Gas station in edmore mich has e10 for 1.86 which is nice and e85 is $0.86. 1 more penny and the price will match the ethanol content. The station in alex used to be the low price leader. When e10 is $1, e85 will be free.
I assume the “Flex-Fuel” crowd is lining up.
lowell, mich, $0.79. hmm, has the price of corn fallen by 66% this year? or just the pay of the ethanol plant workers?
Good question. Demand must be low. No surprise there.
Are there no taxes on ethanol there?
Corn is up 20% since early October (its last minimum):
At $4.00/bushel, just the price of the corn in one gallon of E85 is $1.68…???
(But, the feds and states both have their subsidies. Federal is $0.45/gal. I can’t find any reference to a Michigan subsidy.)
Apparently a major factor is the govt-mandated Renewable Fuel Standard that requires oil companies to sell a certain quantity of ethanol per year. But only a small percentage of vehicles can use E85. Thus there is financial incentive to keep E85 prices low enough so they can sell enough to meet the RFS mandate.
http://harvestpublicmedia.org/article/why-e85-cheapest-gas-pump
"E85 prices are down, not because oil companies want to sell more ethanol, but because they have to.
"The oil companies are in a bind. People are driving less and using less gas, but a federal mandate, called the Renewable Fuel Standard, requires the companies use more ethanol.
"Most gas is already 10 percent ethanol, or E10, and auto manufacturers say that’s as much as most cars should use. That’s why, according to API, Americans only use enough gas to consume 13.3 billion gallons of ethanol, about 10 percent of the fuel supply. But this year the RFS requires oil companies to use 13.8 billion gallons of corn-based ethanol, and that number is scheduled to keep rising.
"That has many in the oil industry fuming.
“It’s an unrealistic mandate to blend more ethanol than can be used safely,” said Bob Greco of the American Petroleum Institute (API). “It’s not a problem with the ethanol itself. It’s an issue with the mandate.”
The above article was from 2013. But strangely, EPA has effectively suspended the ethanol quota requirement for 2014:
"In a draft rule released a year ago, the EPA said it would require blending 15 billion to 15.52 billion gallons of renewable fuels such as corn ethanol and biodiesel in 2014, down from 18.15 billion gallons set in the 2007 legislation. A final proposed rule was sent by the agency to the White House and was forecast to slightly increase that quota, although the proposal hadn’t been made public.
“The EPA justified that cut by saying ethanol was bumping up against a so-called blend wall, or the maximum amount of the fuel that could be mixed into the gasoline supply without damaging engines.
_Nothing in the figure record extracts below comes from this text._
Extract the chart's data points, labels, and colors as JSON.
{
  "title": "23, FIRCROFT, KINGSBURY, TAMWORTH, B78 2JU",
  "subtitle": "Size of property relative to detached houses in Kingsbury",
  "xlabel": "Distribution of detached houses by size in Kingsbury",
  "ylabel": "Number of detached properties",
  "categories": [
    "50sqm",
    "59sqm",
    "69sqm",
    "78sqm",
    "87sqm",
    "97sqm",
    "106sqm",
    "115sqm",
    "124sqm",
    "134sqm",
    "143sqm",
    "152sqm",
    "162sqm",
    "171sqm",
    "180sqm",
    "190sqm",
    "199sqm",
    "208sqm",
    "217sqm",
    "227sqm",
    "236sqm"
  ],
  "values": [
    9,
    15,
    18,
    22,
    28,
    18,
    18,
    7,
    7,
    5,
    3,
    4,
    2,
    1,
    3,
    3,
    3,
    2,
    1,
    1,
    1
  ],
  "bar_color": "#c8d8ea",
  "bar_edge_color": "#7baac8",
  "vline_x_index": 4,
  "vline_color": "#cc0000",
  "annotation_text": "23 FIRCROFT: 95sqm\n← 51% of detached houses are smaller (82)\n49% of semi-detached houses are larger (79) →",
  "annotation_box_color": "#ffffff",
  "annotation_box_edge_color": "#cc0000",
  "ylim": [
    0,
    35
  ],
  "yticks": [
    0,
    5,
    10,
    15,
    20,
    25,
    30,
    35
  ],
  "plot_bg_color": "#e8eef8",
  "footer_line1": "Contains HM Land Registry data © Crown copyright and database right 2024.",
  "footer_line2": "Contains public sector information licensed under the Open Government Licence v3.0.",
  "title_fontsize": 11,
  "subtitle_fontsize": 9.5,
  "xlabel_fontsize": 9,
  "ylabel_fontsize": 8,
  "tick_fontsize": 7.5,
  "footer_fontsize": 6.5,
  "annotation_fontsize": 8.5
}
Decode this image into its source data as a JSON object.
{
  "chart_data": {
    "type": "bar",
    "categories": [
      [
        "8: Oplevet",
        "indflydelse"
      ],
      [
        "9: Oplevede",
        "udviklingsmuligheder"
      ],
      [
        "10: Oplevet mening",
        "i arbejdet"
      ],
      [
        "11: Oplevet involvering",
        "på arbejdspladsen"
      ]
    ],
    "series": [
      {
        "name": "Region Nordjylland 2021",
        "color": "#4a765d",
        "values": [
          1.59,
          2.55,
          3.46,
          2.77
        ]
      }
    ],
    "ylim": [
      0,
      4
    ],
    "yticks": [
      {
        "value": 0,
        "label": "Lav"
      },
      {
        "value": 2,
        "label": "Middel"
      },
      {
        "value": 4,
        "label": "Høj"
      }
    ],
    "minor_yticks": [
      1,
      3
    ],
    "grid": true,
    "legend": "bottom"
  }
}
Ethanol producers say the blend wall is an imaginary creation of refiners – whose products are displaced the renewables – and threatened to sue if EPA finalized that rule.”
So it’s turned into a food fight between EPA, ethanol producers, and the oil companies over what the ethanol quota should be.
No place to but e85 out here…no place to buy pure gasoline either.
We get what we’re given, i believe it’s e10 stuff.
Anyway…my half tank 50 dollars just filled up my beast
We supposedly have ONE gas station in NH (some place in Manchester) that sells E85. But we have a lot of flex-fuel pick-ups driving around.
maybe i could rig up a fuel oil burner furnace to run on e85? it could be cheaper than natural gas? its cold today, -5f. brr.
I guess you could rig up a burner, but even if it worked I’d worry about the E85 degrading over the summer. And you’d use a lot more gallons, diesel has about 50% more BTUs per gallon. You’d also have to worry about explosive ethanol vapors, much more than for diesel.
get a liquid cooled generator. route the coolant lines thru a heat exchanger like they use in a solar powered hot water storage tank system. the generator makes electricity and i use the heat for the hot water storage tank.
“it could be cheaper than natural gas?”
It’s close on a gross BTU basis, but a 95% efficient gas furnace would still be cheaper than a 70% efficient e85 furnace.
I am not driving to Michigan for cheap e85. It’s 0.97 in Alex today. 53% cheaper than e10.
The reason you see so many flex-fuel pickups (and cars) in areas without E85 being offered, is that the vehicle manufacturers got credit toward reaching their CAFE mileage standards for every flex-fuel vehicle they sold. Didn’t matter if the engines never saw a drop of E85, or E10 for that matter.